Run One Program at any Scale with Legate

Matrix Multiplication

The test code is a matrix multiplication with the NumPy dot function. The regular NumPy Python code is:

import numpy as np

import time

nx = 5000
ny = 5000

start = time.perf_counter()

a = np.random.rand(nx,ny)
b = np.random.rand(nx,ny)

c = np.dot(a,b)

stop = time.perf_counter()

print("Elapsed time = ",(stop-start)," secs")
print(" ")

The Legate version of the code simply changes the importcommand to:

import legate.numpy as np

This simple change allows the code to take advantage of legate.numpy.

The first test is to run the code with Anaconda Python3:

$ python3 test1.py
Elapsed time =  2.157353051999962  secs

Out of curiosity, I ran the “plain” NumPy code with Legate:

$ legate test1.py
[0 - 7f080ae4e000]    0.000070 {4}{threads}: reservation ('Python-1 proc 1d00000000000006') cannot be satisfied
Elapsed time =  2.1458820959996956  secs

The performance is virtually the same as running the code with regular Python and NumPy.

Next, I ran the Legate version of the code:

$ legate test1_legate.py
[0 - 7f488c010000]    0.000075 {4}{threads}: reservation ('Python-1 proc 1d00000000000006') cannot be satisfied
Elapsed time =  0.023377846999665053  secs

Note the code is named test1_legate.py to indicate that the correct importcommand was used. The performance with Legate is about 100 times that of regular Python and NumPy.

Finally, I can try running the code with Legate and the GPU:

$ legate --gpus 1 --fbmem 3000 test1_legate.py
[0 - 7fb3326dd000]    0.735097 {4}{threads}: reservation ('Python-1 proc 1d00000000000006') cannot be satisfied
Elapsed time =  0.01964395799996055  secs

The first option in the command is to tell Legate to use one GPU in the system (there is only one GPU).

The default GPU framebuffer in Legate is 4GB. I would always get an error when running with the default framebuffer because the GPU in my laptop only has 4GB of memory. The Legate developers suggested I tell Legate to use a framebuffer of 3GB (i.e., the option --fbmem 3000).

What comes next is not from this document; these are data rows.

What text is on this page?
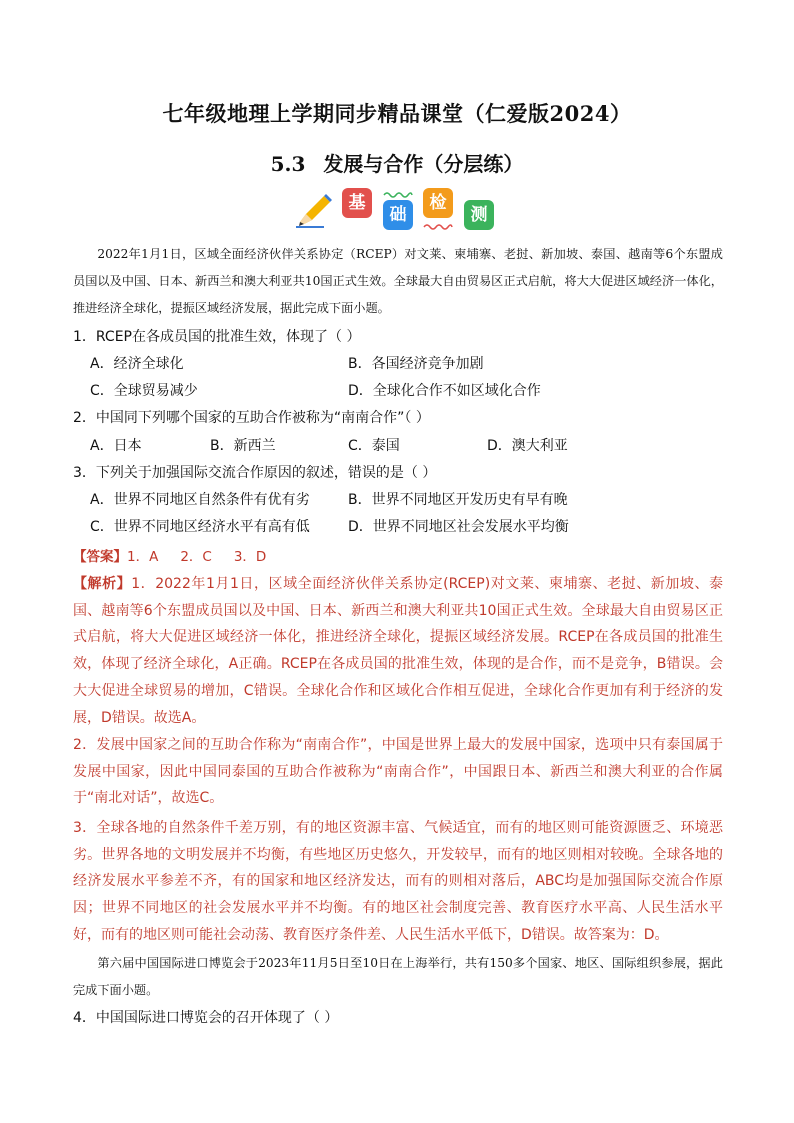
七年级地理上学期同步精品课堂（仁爱版2024）
5.3 发展与合作（分层练）
基
础
检
测
2022年1月1日，区域全面经济伙伴关系协定（RCEP）对文莱、柬埔寨、老挝、新加坡、泰国、越南等6个东盟成员国以及中国、日本、新西兰和澳大利亚共10国正式生效。全球最大自由贸易区正式启航，将大大促进区域经济一体化，推进经济全球化，提振区域经济发展，据此完成下面小题。
1．RCEP在各成员国的批准生效，体现了（ ）
A．经济全球化	B．各国经济竞争加剧
C．全球贸易减少	D．全球化合作不如区域化合作
2．中国同下列哪个国家的互助合作被称为“南南合作”（ ）
A．日本	B．新西兰	C．泰国	D．澳大利亚
3．下列关于加强国际交流合作原因的叙述，错误的是（ ）
A．世界不同地区自然条件有优有劣	B．世界不同地区开发历史有早有晚
C．世界不同地区经济水平有高有低	D．世界不同地区社会发展水平均衡
【答案】1．A 2．C 3．D
【解析】1．2022年1月1日，区域全面经济伙伴关系协定(RCEP)对文莱、柬埔寨、老挝、新加坡、泰国、越南等6个东盟成员国以及中国、日本、新西兰和澳大利亚共10国正式生效。全球最大自由贸易区正式启航，将大大促进区域经济一体化，推进经济全球化，提振区域经济发展。RCEP在各成员国的批准生效，体现了经济全球化，A正确。RCEP在各成员国的批准生效，体现的是合作，而不是竞争，B错误。会大大促进全球贸易的增加，C错误。全球化合作和区域化合作相互促进，全球化合作更加有利于经济的发展，D错误。故选A。
2．发展中国家之间的互助合作称为“南南合作”，中国是世界上最大的发展中国家，选项中只有泰国属于发展中国家，因此中国同泰国的互助合作被称为“南南合作”，中国跟日本、新西兰和澳大利亚的合作属于“南北对话”，故选C。
3．全球各地的自然条件千差万别，有的地区资源丰富、气候适宜，而有的地区则可能资源匮乏、环境恶劣。世界各地的文明发展并不均衡，有些地区历史悠久，开发较早，而有的地区则相对较晚。全球各地的经济发展水平参差不齐，有的国家和地区经济发达，而有的则相对落后，ABC均是加强国际交流合作原因；世界不同地区的社会发展水平并不均衡。有的地区社会制度完善、教育医疗水平高、人民生活水平好，而有的地区则可能社会动荡、教育医疗条件差、人民生活水平低下，D错误。故答案为：D。
第六届中国国际进口博览会于2023年11月5日至10日在上海举行，共有150多个国家、地区、国际组织参展，据此完成下面小题。
4．中国国际进口博览会的召开体现了（ ）
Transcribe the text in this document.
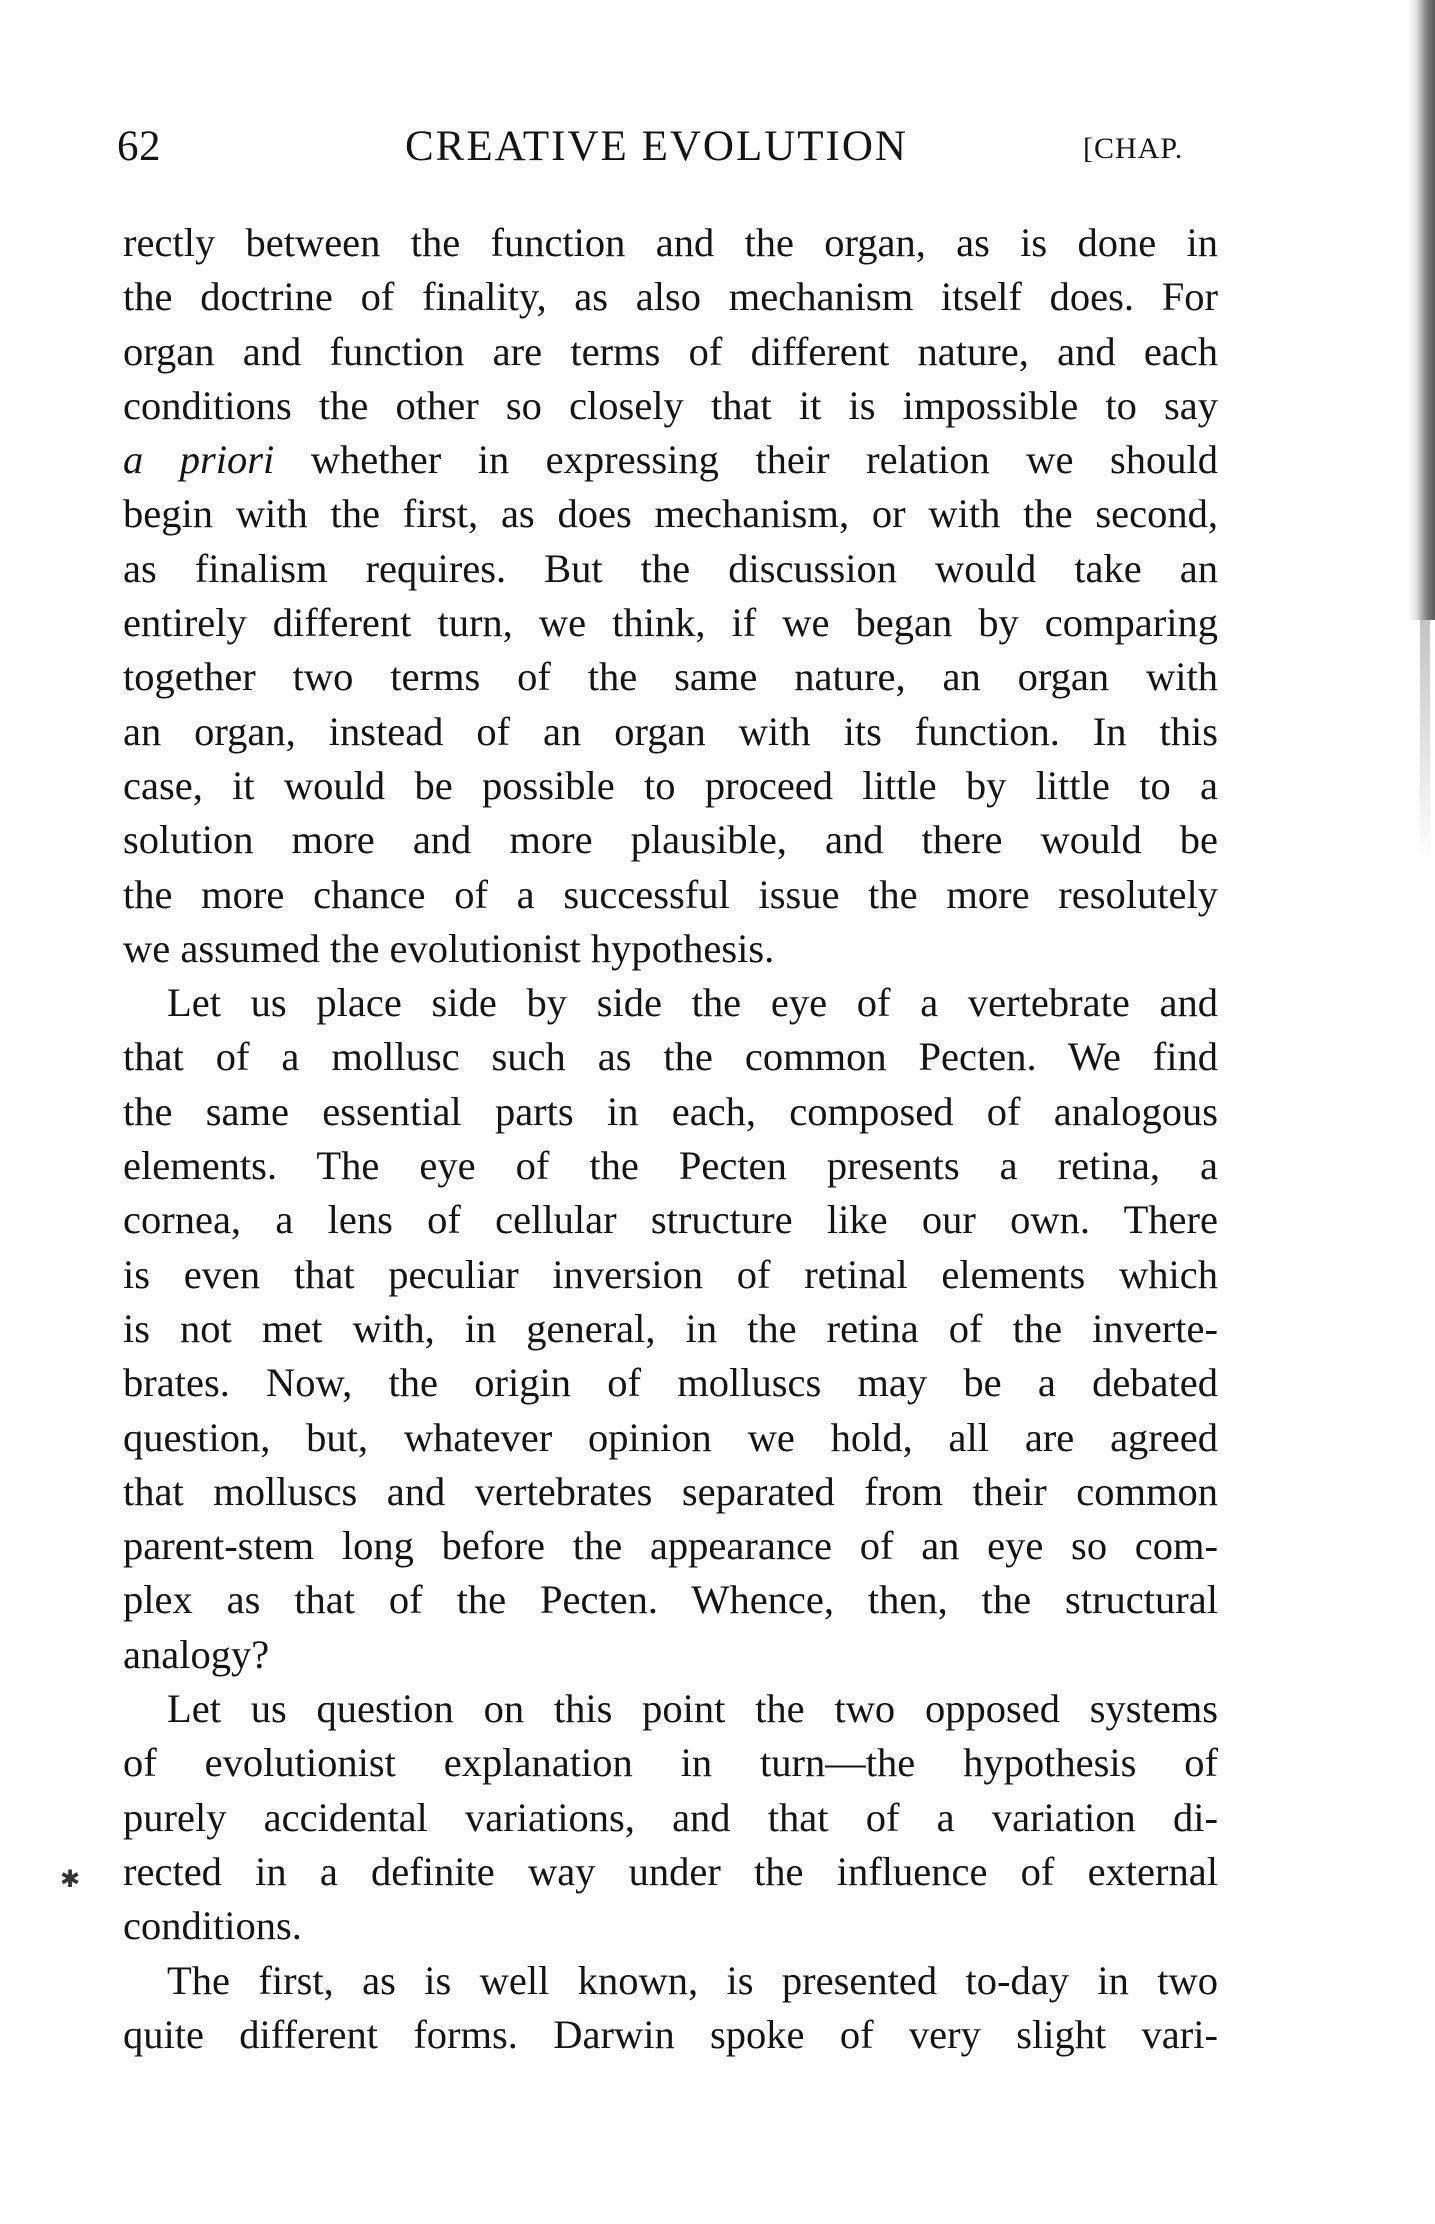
62	CREATIVE EVOLUTION	[CHAP.
rectly between the function and the organ, as is done in
the doctrine of finality, as also mechanism itself does. For
organ and function are terms of different nature, and each
conditions the other so closely that it is impossible to say
a priori whether in expressing their relation we should
begin with the first, as does mechanism, or with the second,
as finalism requires. But the discussion would take an
entirely different turn, we think, if we began by comparing
together two terms of the same nature, an organ with
an organ, instead of an organ with its function. In this
case, it would be possible to proceed little by little to a
solution more and more plausible, and there would be
the more chance of a successful issue the more resolutely
we assumed the evolutionist hypothesis.
Let us place side by side the eye of a vertebrate and
that of a mollusc such as the common Pecten. We find
the same essential parts in each, composed of analogous
elements. The eye of the Pecten presents a retina, a
cornea, a lens of cellular structure like our own. There
is even that peculiar inversion of retinal elements which
is not met with, in general, in the retina of the inverte-
brates. Now, the origin of molluscs may be a debated
question, but, whatever opinion we hold, all are agreed
that molluscs and vertebrates separated from their common
parent-stem long before the appearance of an eye so com-
plex as that of the Pecten. Whence, then, the structural
analogy?
Let us question on this point the two opposed systems
of evolutionist explanation in turn—the hypothesis of
purely accidental variations, and that of a variation di-
rected in a definite way under the influence of external
conditions.
The first, as is well known, is presented to-day in two
quite different forms. Darwin spoke of very slight vari-
✱
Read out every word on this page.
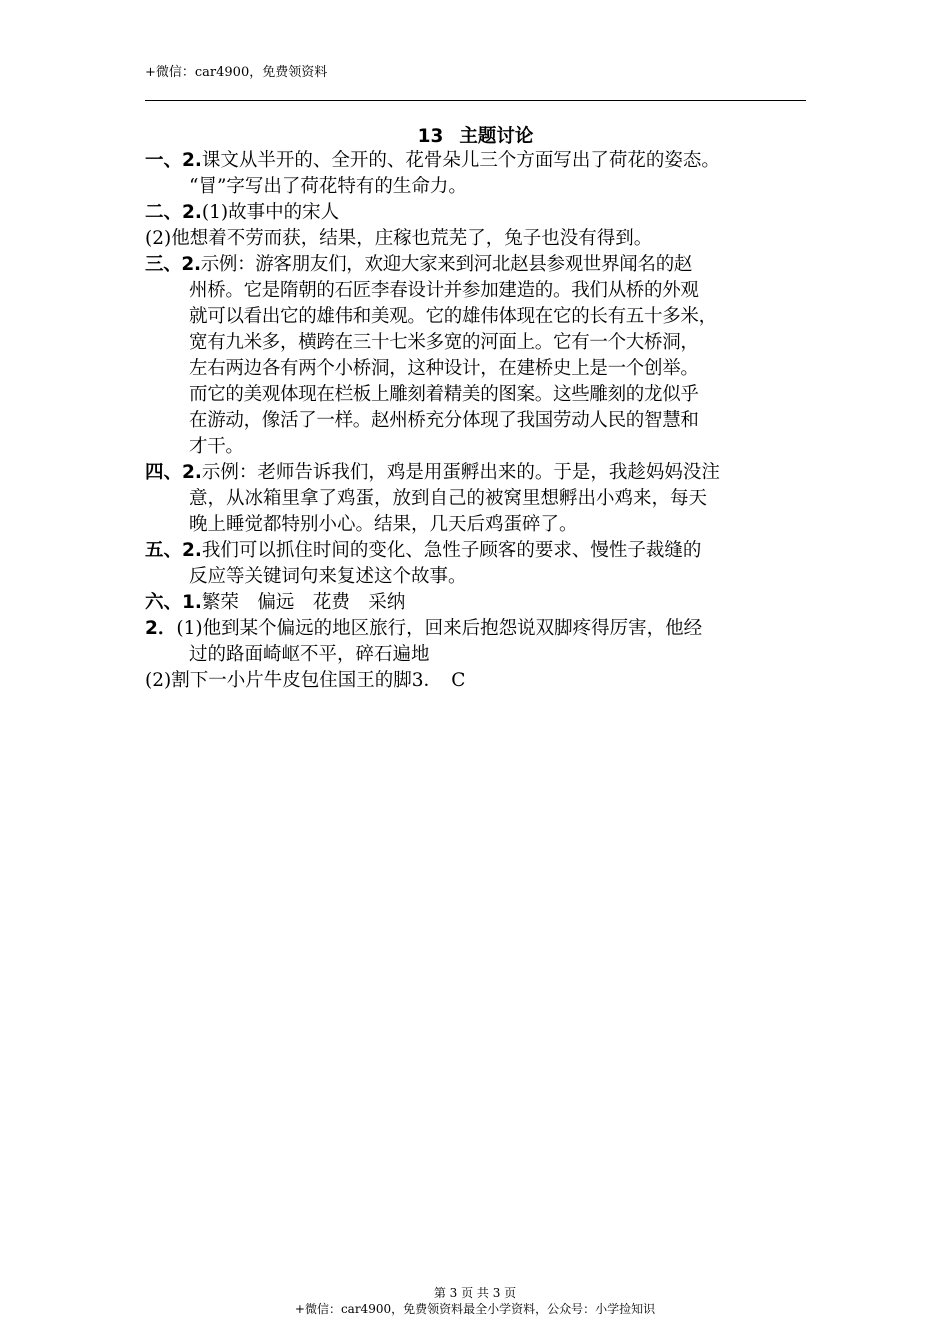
+微信：car4900，免费领资料
13 主题讨论
一、2.课文从半开的、全开的、花骨朵儿三个方面写出了荷花的姿态。
“冒”字写出了荷花特有的生命力。
二、2.(1)故事中的宋人
(2)他想着不劳而获，结果，庄稼也荒芜了，兔子也没有得到。
三、2.示例：游客朋友们，欢迎大家来到河北赵县参观世界闻名的赵
州桥。它是隋朝的石匠李春设计并参加建造的。我们从桥的外观
就可以看出它的雄伟和美观。它的雄伟体现在它的长有五十多米，
宽有九米多，横跨在三十七米多宽的河面上。它有一个大桥洞，
左右两边各有两个小桥洞，这种设计，在建桥史上是一个创举。
而它的美观体现在栏板上雕刻着精美的图案。这些雕刻的龙似乎
在游动，像活了一样。赵州桥充分体现了我国劳动人民的智慧和
才干。
四、2.示例：老师告诉我们，鸡是用蛋孵出来的。于是，我趁妈妈没注
意，从冰箱里拿了鸡蛋，放到自己的被窝里想孵出小鸡来，每天
晚上睡觉都特别小心。结果，几天后鸡蛋碎了。
五、2.我们可以抓住时间的变化、急性子顾客的要求、慢性子裁缝的
反应等关键词句来复述这个故事。
六、1.繁荣　偏远　花费　采纳
2．(1)他到某个偏远的地区旅行，回来后抱怨说双脚疼得厉害，他经
过的路面崎岖不平，碎石遍地
(2)割下一小片牛皮包住国王的脚3．　C
第 3 页 共 3 页
+微信：car4900，免费领资料最全小学资料，公众号：小学捡知识
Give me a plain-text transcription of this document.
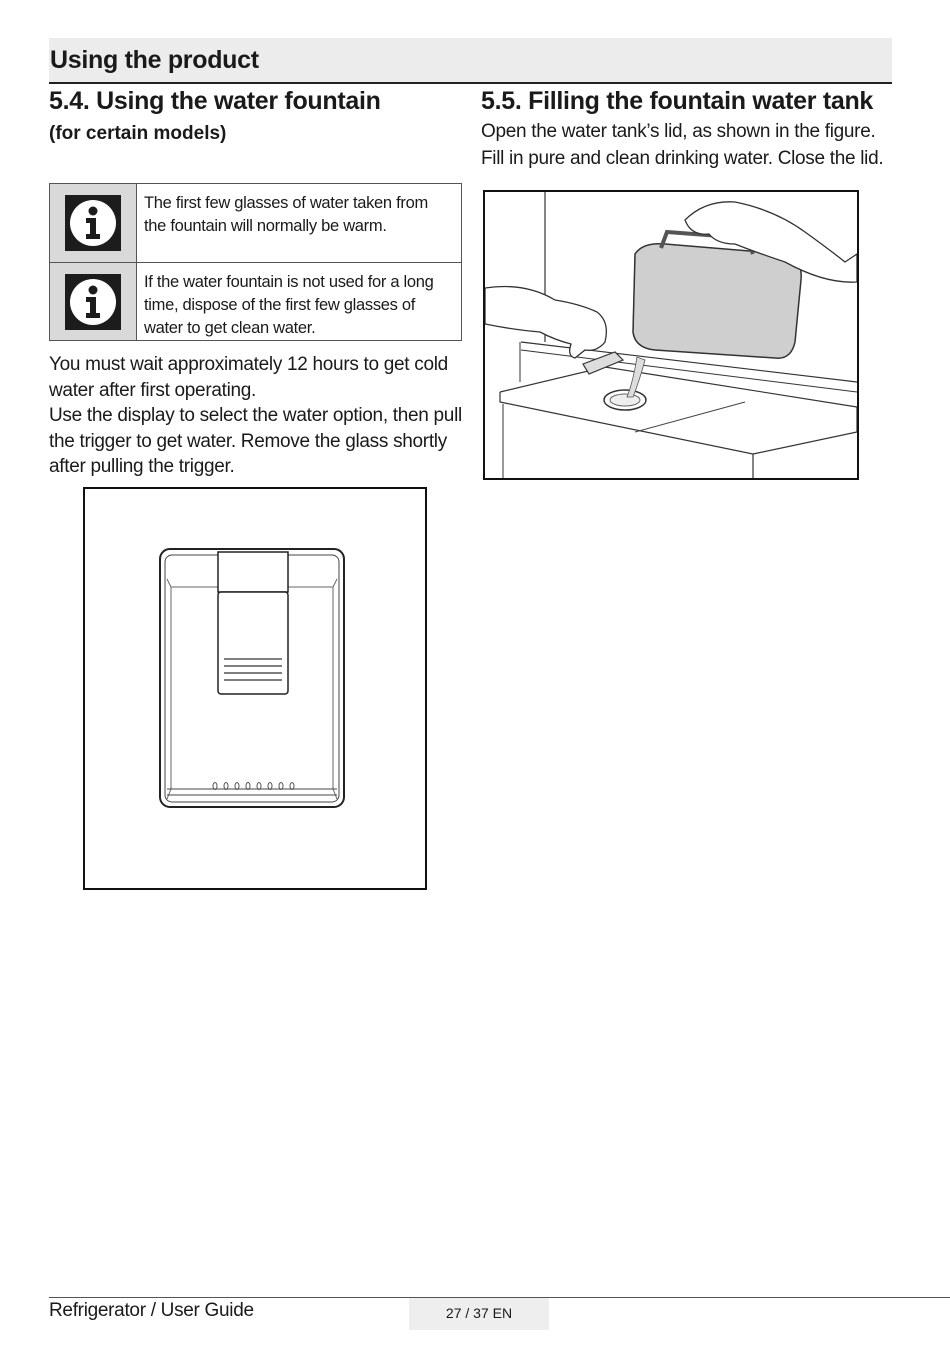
Using the product
5.4. Using the water fountain
(for certain models)
The first few glasses of water taken from the fountain will normally be warm.
If the water fountain is not used for a long time, dispose of the first few glasses of water to get clean water.
You must wait approximately 12 hours to get cold water after first operating.
Use the display to select the water option, then pull the trigger to get water. Remove the glass shortly after pulling the trigger.
5.5. Filling the fountain water tank
Open the water tank’s lid, as shown in the figure. Fill in pure and clean drinking water. Close the lid.
Refrigerator / User Guide	27 / 37 EN
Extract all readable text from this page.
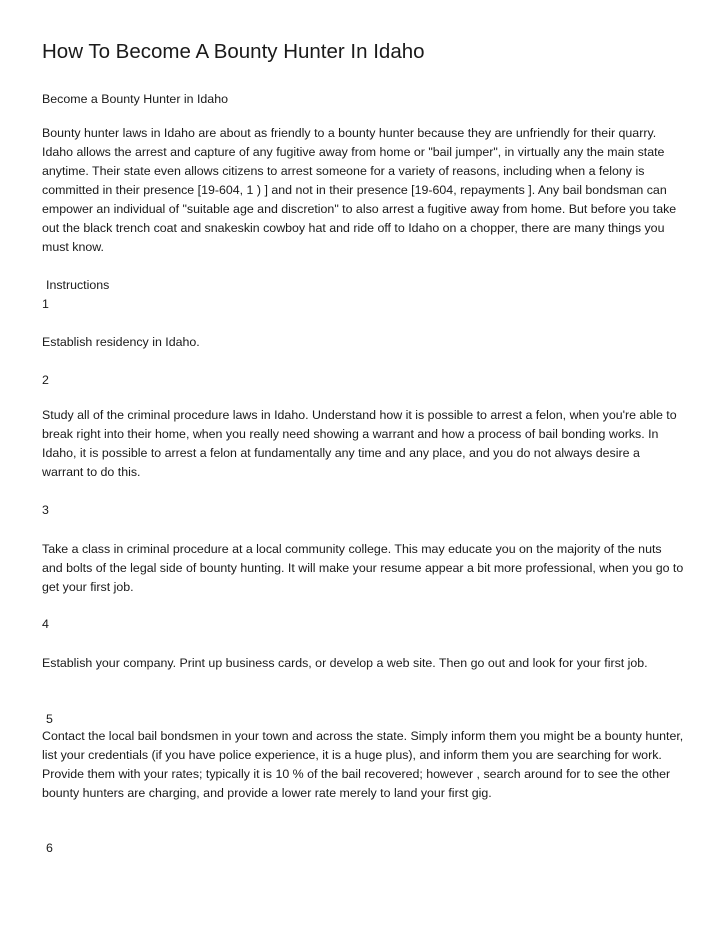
How To Become A Bounty Hunter In Idaho

Become a Bounty Hunter in Idaho

Bounty hunter laws in Idaho are about as friendly to a bounty hunter because they are unfriendly for their quarry. Idaho allows the arrest and capture of any fugitive away from home or "bail jumper", in virtually any the main state anytime. Their state even allows citizens to arrest someone for a variety of reasons, including when a felony is committed in their presence [19-604, 1 ) ] and not in their presence [19-604, repayments ]. Any bail bondsman can empower an individual of "suitable age and discretion" to also arrest a fugitive away from home. But before you take out the black trench coat and snakeskin cowboy hat and ride off to Idaho on a chopper, there are many things you must know.

Instructions

1

Establish residency in Idaho.

2

Study all of the criminal procedure laws in Idaho. Understand how it is possible to arrest a felon, when you're able to break right into their home, when you really need showing a warrant and how a process of bail bonding works. In Idaho, it is possible to arrest a felon at fundamentally any time and any place, and you do not always desire a warrant to do this.

3

Take a class in criminal procedure at a local community college. This may educate you on the majority of the nuts and bolts of the legal side of bounty hunting. It will make your resume appear a bit more professional, when you go to get your first job.

4

Establish your company. Print up business cards, or develop a web site. Then go out and look for your first job.

5

Contact the local bail bondsmen in your town and across the state. Simply inform them you might be a bounty hunter, list your credentials (if you have police experience, it is a huge plus), and inform them you are searching for work. Provide them with your rates; typically it is 10 % of the bail recovered; however , search around for to see the other bounty hunters are charging, and provide a lower rate merely to land your first gig.

6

Running the code on the GPU is even faster than on the CPU, despite having to move the data back and forth to the GPU.

Summary

Legate allows writing Python code with well-known modules and then running them on distributed heterogeneous systems, which is something of the Holy Grail of coding – writing single-process code and then running it on large-scale systems with GPUs. Even better, Legate is open source.

Legate is used for building equivalent Python modules. The first two are NumPy and Pandas, perhaps two of the most popular Python modules. Legate and legate.numpy are very easy to build by following the GitHub instructions.

I ran a simple matrix multiplication example with NumPy, and I only had to change one line – the module importcommand – to run the code with Legate. The base NumPy code used a single core, but the CPU Legate version used four cores. I also ran the code on a GPU to illustrate how useful Legate can be in porting NumPy code to distributed heterogeneous systems.

Legate is still being developed, so at this time you might not find many NumPy functions fully implemented. Many of the basic mathematical functions have been implemented, including some basic array operations such as matrix multiplication, as shown in the example; however, none of the linear algebra functions in NumPy have been implemented yet. Perhaps contributing code is something you might be willing to do.

Keep an eye on Legate, especially if you use NumPy or Pandas modules: It has the potential to be a game changer.